Une gestion active de l’obsolescence s’avère donc plus efficace, car elle permet de parer aux arrêts de production grâce à une planification anticipée. Les risques d’obsolescence sont ici pris en compte dès la phase de développement, comme l’exige également la norme aéronautique EN 9100:2018. Afin de garantir une approche opérationnelle structurée et durable, il convient de mettre en place un processus permettant de gérer les risques d’obsolescence. Ce processus s’appuie sur des analyses de composants afin de procéder, à partir d’un état des lieux, à une évaluation des risques, notamment en ce qui concerne la technologie, le réapprovisionnement et le fournisseur. Sur cette base, il est alors possible de prendre, par exemple, les mesures suivantes :
- Dispositions contractuelles visant à garantir une
- les disponibilités auprès des fabricants, des fournisseurs et des clients,
- Gestion des stocks, le cas échéant stockage de la totalité des besoins prévus pour l’avenir,
- Éviter les espèces exotiques,
- Prolongation de la durée de vie des composants disponibles
- Planification précoce / prise en compte de l’interchangeabilité
Une gestion efficace de l’obsolescence n’est pas avant tout réactive, mais anticipe les éventuelles fins de production grâce à une planification proactive. Cela permet d’ouvrir la voie à des alternatives en temps utile. Dans ce contexte, il convient notamment, dans le domaine de la norme EN 9100:2018, c’est-à-dire l’aéronautique, l’aérospatiale et la défense, de prévoir des délais suffisants pour la qualification du composant concerné ainsi que pour son intégration au sein du système.
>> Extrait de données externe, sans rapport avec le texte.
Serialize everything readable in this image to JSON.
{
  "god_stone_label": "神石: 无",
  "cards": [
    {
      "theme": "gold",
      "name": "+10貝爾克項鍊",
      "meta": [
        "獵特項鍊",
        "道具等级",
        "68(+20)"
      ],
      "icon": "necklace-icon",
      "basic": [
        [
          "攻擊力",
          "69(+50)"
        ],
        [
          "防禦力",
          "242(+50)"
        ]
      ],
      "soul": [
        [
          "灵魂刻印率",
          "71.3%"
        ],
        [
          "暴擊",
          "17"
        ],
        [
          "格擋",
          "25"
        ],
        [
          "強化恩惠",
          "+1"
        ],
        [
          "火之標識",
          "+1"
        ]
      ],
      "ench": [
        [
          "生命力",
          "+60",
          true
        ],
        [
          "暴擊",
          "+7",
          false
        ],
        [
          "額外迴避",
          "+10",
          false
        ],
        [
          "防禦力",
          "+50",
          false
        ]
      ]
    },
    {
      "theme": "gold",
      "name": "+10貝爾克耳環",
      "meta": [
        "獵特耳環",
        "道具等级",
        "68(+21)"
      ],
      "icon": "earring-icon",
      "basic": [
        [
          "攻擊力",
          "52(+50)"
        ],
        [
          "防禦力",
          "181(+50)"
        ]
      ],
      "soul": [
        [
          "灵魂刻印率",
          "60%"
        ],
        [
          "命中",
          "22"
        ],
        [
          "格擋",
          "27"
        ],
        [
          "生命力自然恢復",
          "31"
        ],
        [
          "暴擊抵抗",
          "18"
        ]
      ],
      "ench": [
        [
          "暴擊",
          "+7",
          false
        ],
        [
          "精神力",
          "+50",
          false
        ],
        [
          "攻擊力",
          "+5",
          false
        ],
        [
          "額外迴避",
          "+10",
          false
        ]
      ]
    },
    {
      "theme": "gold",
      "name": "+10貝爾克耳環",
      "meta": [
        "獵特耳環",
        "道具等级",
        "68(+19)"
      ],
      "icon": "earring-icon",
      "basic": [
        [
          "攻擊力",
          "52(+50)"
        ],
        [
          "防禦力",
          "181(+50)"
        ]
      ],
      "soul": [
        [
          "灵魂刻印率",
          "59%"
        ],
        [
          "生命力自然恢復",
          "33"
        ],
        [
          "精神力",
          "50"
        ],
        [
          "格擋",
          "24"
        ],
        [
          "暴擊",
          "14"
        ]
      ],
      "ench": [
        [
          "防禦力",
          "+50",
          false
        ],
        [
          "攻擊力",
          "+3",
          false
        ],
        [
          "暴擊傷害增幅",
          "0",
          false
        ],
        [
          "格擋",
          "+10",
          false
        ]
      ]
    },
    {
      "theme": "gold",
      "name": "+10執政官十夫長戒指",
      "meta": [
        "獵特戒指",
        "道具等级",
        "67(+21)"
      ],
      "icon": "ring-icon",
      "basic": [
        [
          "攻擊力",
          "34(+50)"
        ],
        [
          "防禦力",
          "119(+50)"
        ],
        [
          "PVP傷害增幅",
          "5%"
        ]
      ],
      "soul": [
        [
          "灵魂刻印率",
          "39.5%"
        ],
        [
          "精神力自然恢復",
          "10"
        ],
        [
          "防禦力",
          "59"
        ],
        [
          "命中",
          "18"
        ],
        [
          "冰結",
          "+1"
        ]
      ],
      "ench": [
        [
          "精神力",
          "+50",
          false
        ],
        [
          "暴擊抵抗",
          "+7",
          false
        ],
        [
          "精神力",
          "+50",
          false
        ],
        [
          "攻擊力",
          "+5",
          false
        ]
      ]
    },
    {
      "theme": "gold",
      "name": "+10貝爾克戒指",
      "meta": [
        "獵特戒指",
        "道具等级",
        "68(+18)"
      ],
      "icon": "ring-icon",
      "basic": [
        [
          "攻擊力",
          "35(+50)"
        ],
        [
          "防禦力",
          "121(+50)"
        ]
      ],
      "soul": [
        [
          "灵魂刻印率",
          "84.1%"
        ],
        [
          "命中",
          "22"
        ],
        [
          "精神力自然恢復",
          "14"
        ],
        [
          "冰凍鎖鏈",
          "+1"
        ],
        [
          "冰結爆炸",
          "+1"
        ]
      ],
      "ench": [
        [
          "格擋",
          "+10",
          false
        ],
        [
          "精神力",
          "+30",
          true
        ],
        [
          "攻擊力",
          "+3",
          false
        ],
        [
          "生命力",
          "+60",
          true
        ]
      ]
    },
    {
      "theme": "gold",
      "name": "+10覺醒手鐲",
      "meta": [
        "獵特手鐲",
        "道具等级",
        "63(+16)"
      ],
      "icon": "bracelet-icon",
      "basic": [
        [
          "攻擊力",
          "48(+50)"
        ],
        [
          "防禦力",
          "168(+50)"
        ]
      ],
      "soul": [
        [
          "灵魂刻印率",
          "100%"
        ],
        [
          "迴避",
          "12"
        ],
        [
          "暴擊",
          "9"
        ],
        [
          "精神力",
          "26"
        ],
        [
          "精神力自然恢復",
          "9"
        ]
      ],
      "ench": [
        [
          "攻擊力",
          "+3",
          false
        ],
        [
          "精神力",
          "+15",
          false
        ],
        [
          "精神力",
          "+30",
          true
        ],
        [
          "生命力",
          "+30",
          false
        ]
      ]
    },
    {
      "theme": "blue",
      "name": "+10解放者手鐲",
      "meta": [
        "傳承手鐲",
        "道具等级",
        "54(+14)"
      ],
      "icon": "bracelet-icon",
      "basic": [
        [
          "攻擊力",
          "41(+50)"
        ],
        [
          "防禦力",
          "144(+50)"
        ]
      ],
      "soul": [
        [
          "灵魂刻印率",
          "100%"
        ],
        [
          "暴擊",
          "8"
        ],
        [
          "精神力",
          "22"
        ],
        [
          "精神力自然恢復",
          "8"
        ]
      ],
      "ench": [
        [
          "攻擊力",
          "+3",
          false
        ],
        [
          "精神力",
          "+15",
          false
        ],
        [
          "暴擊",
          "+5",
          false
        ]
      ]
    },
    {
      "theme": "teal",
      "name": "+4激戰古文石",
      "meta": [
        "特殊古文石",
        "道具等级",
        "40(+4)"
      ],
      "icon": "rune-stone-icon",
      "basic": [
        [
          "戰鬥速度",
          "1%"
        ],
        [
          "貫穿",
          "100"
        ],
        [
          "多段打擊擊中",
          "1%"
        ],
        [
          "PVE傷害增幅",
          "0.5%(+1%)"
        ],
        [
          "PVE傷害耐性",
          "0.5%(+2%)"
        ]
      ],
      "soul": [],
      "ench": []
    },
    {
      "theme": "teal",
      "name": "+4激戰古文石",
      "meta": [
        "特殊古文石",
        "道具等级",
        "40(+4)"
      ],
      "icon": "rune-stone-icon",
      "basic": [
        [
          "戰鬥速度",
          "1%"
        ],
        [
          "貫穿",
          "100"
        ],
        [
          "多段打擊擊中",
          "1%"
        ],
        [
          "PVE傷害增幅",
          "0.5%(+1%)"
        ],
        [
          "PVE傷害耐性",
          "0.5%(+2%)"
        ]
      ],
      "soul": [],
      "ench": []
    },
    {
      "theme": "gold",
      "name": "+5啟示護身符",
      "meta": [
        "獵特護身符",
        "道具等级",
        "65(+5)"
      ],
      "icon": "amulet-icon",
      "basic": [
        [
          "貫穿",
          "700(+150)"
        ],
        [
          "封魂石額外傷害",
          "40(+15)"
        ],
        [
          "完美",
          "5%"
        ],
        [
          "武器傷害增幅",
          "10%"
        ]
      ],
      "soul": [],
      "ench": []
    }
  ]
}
Dans la pratique quotidienne, on constate toutefois que, jusqu’à présent, seules quelques entreprises disposent d’un système actif de gestion de l’obsolescence. Cela s’explique principalement par un manque de savoir-faire en matière de mise en œuvre des processus et d’organisation de la gestion de l’obsolescence au quotidien. Mais le manque de connaissances systématiquement disponibles sur les composants menacés d’obsolescence joue également un rôle important.